As I wrote essays about the worsening conditions of life, I remembered the time when I coached our town's Little League Team for basketball. At first I was skeptical about the idea of taking charge of rowdy and pesky kids who always seem to misbehave and get in trouble. But my parents insisted and so I went and prepared for the worst. I went to the local sports center and braced myself.

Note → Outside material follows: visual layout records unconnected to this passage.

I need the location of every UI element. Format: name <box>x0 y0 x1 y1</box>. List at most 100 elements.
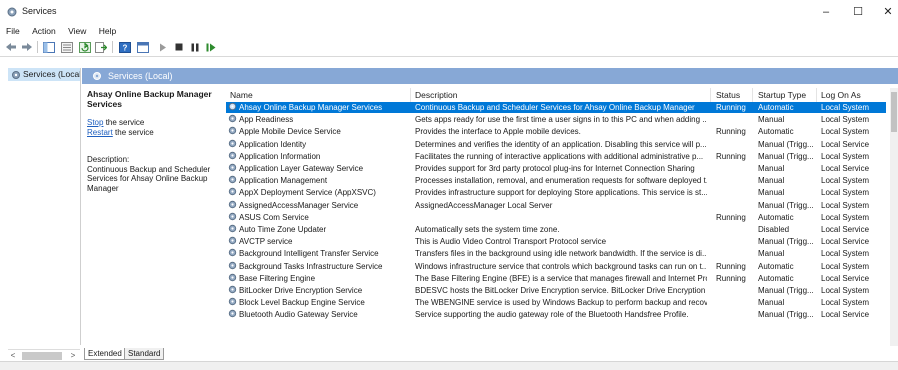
table-row[interactable]: Background Intelligent Transfer Service T… <box>226 248 886 259</box>
cell-status: Running <box>716 261 750 272</box>
table-row[interactable]: Application Identity Determines and verif… <box>226 139 886 150</box>
table-row[interactable]: AppX Deployment Service (AppXSVC) Provide… <box>226 187 886 198</box>
table-row[interactable]: Application Layer Gateway Service Provide… <box>226 163 886 174</box>
stop-service-line: Stop the service <box>87 118 145 127</box>
pause-service-icon[interactable] <box>188 40 202 54</box>
cell-text: Apple Mobile Device Service <box>239 127 341 137</box>
table-row[interactable]: Auto Time Zone Updater Automatically sets… <box>226 224 886 235</box>
table-row[interactable]: App Readiness Gets apps ready for use the… <box>226 114 886 125</box>
close-button[interactable]: ✕ <box>874 4 898 20</box>
cell-name: Background Tasks Infrastructure Service <box>228 261 410 272</box>
restart-service-link[interactable]: Restart <box>87 128 113 137</box>
cell-name: Auto Time Zone Updater <box>228 224 410 235</box>
tab-extended[interactable]: Extended <box>84 348 126 360</box>
menu-view[interactable]: View <box>68 24 86 38</box>
service-gear-icon <box>228 310 237 318</box>
properties-icon[interactable] <box>60 40 74 54</box>
start-service-icon[interactable] <box>156 40 170 54</box>
cell-name: App Readiness <box>228 114 410 125</box>
cell-text: Automatic <box>758 103 794 112</box>
table-row[interactable]: AssignedAccessManager Service AssignedAcc… <box>226 200 886 211</box>
cell-text: Local Service <box>821 310 870 320</box>
cell-text: Automatic <box>758 127 794 137</box>
cell-name: AVCTP service <box>228 236 410 247</box>
tree-item-services-local[interactable]: Services (Local <box>8 68 80 81</box>
table-row[interactable]: AVCTP service This is Audio Video Control… <box>226 236 886 247</box>
table-row[interactable]: ASUS Com Service Running Automatic Local Sy… <box>226 212 886 223</box>
menu-bar: File Action View Help <box>0 24 898 38</box>
cell-text: Background Tasks Infrastructure Service <box>239 261 383 271</box>
table-row[interactable]: Application Information Facilitates the r… <box>226 151 886 162</box>
table-row[interactable]: Ahsay Online Backup Manager Services Cont… <box>226 102 886 113</box>
cell-text: Application Identity <box>239 139 307 149</box>
service-gear-icon <box>228 200 237 208</box>
cell-name: Apple Mobile Device Service <box>228 126 410 137</box>
cell-logon: Local System <box>821 187 883 198</box>
scroll-thumb[interactable] <box>22 352 62 360</box>
console-icon[interactable] <box>136 40 150 54</box>
cell-text: App Readiness <box>239 115 294 125</box>
cell-text: Application Management <box>239 176 328 186</box>
cell-name: Application Identity <box>228 139 410 150</box>
cell-logon: Local System <box>821 261 883 272</box>
table-row[interactable]: Background Tasks Infrastructure Service W… <box>226 261 886 272</box>
service-gear-icon <box>228 175 237 184</box>
column-header-description[interactable]: Description <box>415 88 458 102</box>
cell-startup: Disabled <box>758 224 814 235</box>
cell-logon: Local System <box>821 285 883 296</box>
refresh-icon[interactable] <box>78 40 92 54</box>
service-description-pane: Ahsay Online Backup Manager Services Sto… <box>87 89 219 193</box>
cell-name: Base Filtering Engine <box>228 273 410 284</box>
service-gear-icon <box>228 102 237 111</box>
cell-description: Automatically sets the system time zone. <box>415 224 707 235</box>
cell-text: Manual (Trigg... <box>758 237 814 247</box>
back-icon[interactable] <box>4 40 18 54</box>
cell-text: Manual <box>758 188 785 198</box>
show-hide-tree-icon[interactable] <box>42 40 56 54</box>
cell-text: Local Service <box>821 237 870 247</box>
table-row[interactable]: Apple Mobile Device Service Provides the … <box>226 126 886 137</box>
table-row[interactable]: Bluetooth Audio Gateway Service Service s… <box>226 309 886 320</box>
cell-text: Manual <box>758 298 785 308</box>
column-header-status[interactable]: Status <box>716 88 740 102</box>
title-bar: Services – ☐ ✕ <box>0 0 898 24</box>
table-row[interactable]: Block Level Backup Engine Service The WBE… <box>226 297 886 308</box>
cell-text: Automatic <box>758 261 794 271</box>
cell-text: Ahsay Online Backup Manager Services <box>239 103 383 112</box>
cell-logon: Local Service <box>821 273 883 284</box>
table-row[interactable]: Base Filtering Engine The Base Filtering … <box>226 273 886 284</box>
cell-description: Provides infrastructure support for depl… <box>415 187 707 198</box>
column-header-name[interactable]: Name <box>230 88 253 102</box>
stop-service-icon[interactable] <box>172 40 186 54</box>
minimize-button[interactable]: – <box>812 4 840 20</box>
cell-text: Local Service <box>821 139 870 149</box>
maximize-button[interactable]: ☐ <box>844 4 872 20</box>
cell-text: Local Service <box>821 225 870 234</box>
column-header-startup-type[interactable]: Startup Type <box>758 88 806 102</box>
column-header-log-on-as[interactable]: Log On As <box>821 88 861 102</box>
table-row[interactable]: BitLocker Drive Encryption Service BDESVC… <box>226 285 886 296</box>
export-list-icon[interactable] <box>94 40 108 54</box>
cell-text: Transfers files in the background using … <box>415 249 707 259</box>
cell-text: This is Audio Video Control Transport Pr… <box>415 237 607 247</box>
window-title: Services <box>22 6 57 16</box>
menu-action[interactable]: Action <box>32 24 56 38</box>
menu-file[interactable]: File <box>6 24 20 38</box>
column-divider <box>410 88 411 102</box>
cell-name: Application Information <box>228 151 410 162</box>
services-gear-icon <box>12 70 20 79</box>
tab-standard[interactable]: Standard <box>124 348 165 360</box>
stop-service-link[interactable]: Stop <box>87 118 103 127</box>
table-row[interactable]: Application Management Processes installa… <box>226 175 886 186</box>
service-gear-icon <box>228 261 237 269</box>
menu-help[interactable]: Help <box>99 24 116 38</box>
resume-service-icon[interactable] <box>204 40 218 54</box>
cell-logon: Local Service <box>821 224 883 235</box>
service-gear-icon <box>228 114 237 123</box>
cell-status: Running <box>716 273 750 284</box>
cell-text: Continuous Backup and Scheduler Services… <box>415 103 695 112</box>
help-icon[interactable]: ? <box>118 40 132 54</box>
forward-icon[interactable] <box>20 40 34 54</box>
vertical-scrollbar[interactable] <box>890 88 898 346</box>
scroll-thumb[interactable] <box>891 92 897 132</box>
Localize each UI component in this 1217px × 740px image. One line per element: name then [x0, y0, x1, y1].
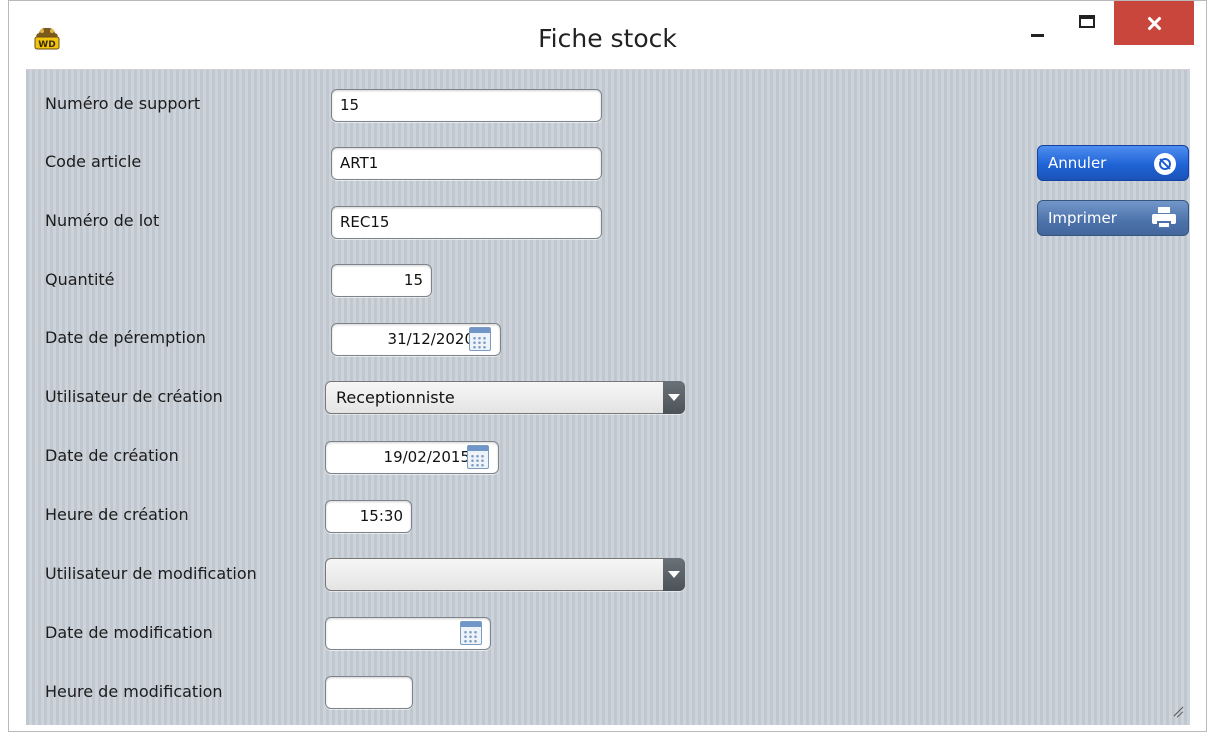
label-code-article: Code article	[45, 152, 142, 171]
annuler-button[interactable]: Annuler	[1037, 145, 1189, 181]
label-utilisateur-creation: Utilisateur de création	[45, 387, 223, 406]
heure-modification-field[interactable]	[325, 676, 413, 709]
label-heure-modification: Heure de modification	[45, 682, 223, 701]
utilisateur-creation-select[interactable]: Receptionniste	[325, 381, 685, 414]
annuler-label: Annuler	[1048, 154, 1107, 172]
label-numero-lot: Numéro de lot	[45, 211, 160, 230]
quantite-field[interactable]: 15	[331, 264, 432, 297]
form-area: Numéro de support 15 Code article ART1 N…	[26, 69, 1190, 725]
calendar-icon[interactable]	[467, 445, 489, 469]
label-numero-support: Numéro de support	[45, 94, 201, 113]
minimize-icon[interactable]	[1017, 1, 1057, 45]
label-date-peremption: Date de péremption	[45, 328, 206, 347]
cancel-icon	[1154, 153, 1176, 175]
utilisateur-creation-value: Receptionniste	[336, 388, 455, 407]
calendar-icon[interactable]	[469, 327, 491, 351]
chevron-down-icon[interactable]	[663, 381, 685, 414]
utilisateur-modification-select[interactable]	[325, 558, 685, 591]
maximize-icon[interactable]	[1067, 1, 1107, 45]
label-date-modification: Date de modification	[45, 623, 213, 642]
calendar-icon[interactable]	[460, 621, 482, 645]
label-date-creation: Date de création	[45, 446, 179, 465]
numero-support-field[interactable]: 15	[331, 89, 602, 122]
fiche-stock-window: WD Fiche stock Numéro de support 15 Code…	[8, 0, 1207, 732]
printer-icon	[1152, 207, 1176, 229]
code-article-field[interactable]: ART1	[331, 147, 602, 180]
close-icon[interactable]	[1114, 1, 1194, 45]
chevron-down-icon[interactable]	[663, 558, 685, 591]
title-bar[interactable]: WD Fiche stock	[9, 1, 1206, 69]
numero-lot-field[interactable]: REC15	[331, 206, 602, 239]
imprimer-button[interactable]: Imprimer	[1037, 200, 1189, 236]
label-heure-creation: Heure de création	[45, 505, 189, 524]
label-quantite: Quantité	[45, 270, 115, 289]
imprimer-label: Imprimer	[1048, 209, 1117, 227]
resize-grip-icon[interactable]	[1170, 705, 1184, 719]
label-utilisateur-modification: Utilisateur de modification	[45, 564, 257, 583]
heure-creation-field[interactable]: 15:30	[325, 500, 412, 533]
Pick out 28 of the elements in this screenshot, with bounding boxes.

It was a circus! Kids running around throwing balls at each other greeted my eyes. I ran to the nearest bathroom to think of what I got myself into. I took deep breaths and went out to take charge. I held the whistle to my lips and blew a shrill warning stop whatever foolishness they were doing. Amazingly they stopped and formed a line. I gave them practice drills to work on and they willingly followed my instructions with enthusiasm and grim determination. I also saw the competitive spirit that drove these kids and I knew instantly that they have something to prove. some kids were good enough to play against other teams but what really caught my eye was how the little ones strived to push their body past its threshold. I really thought that they have a shot a shot at being great.
I was suddenly ashamed of myself for almost walking out on them and giving up without even trying. I judged them prematurely and I never thought that I find a family with them on and off the court. I was proud, brash but now, as I see them win game after game with proud smiles and genuine happiness on their faces, I am humbler and blessed.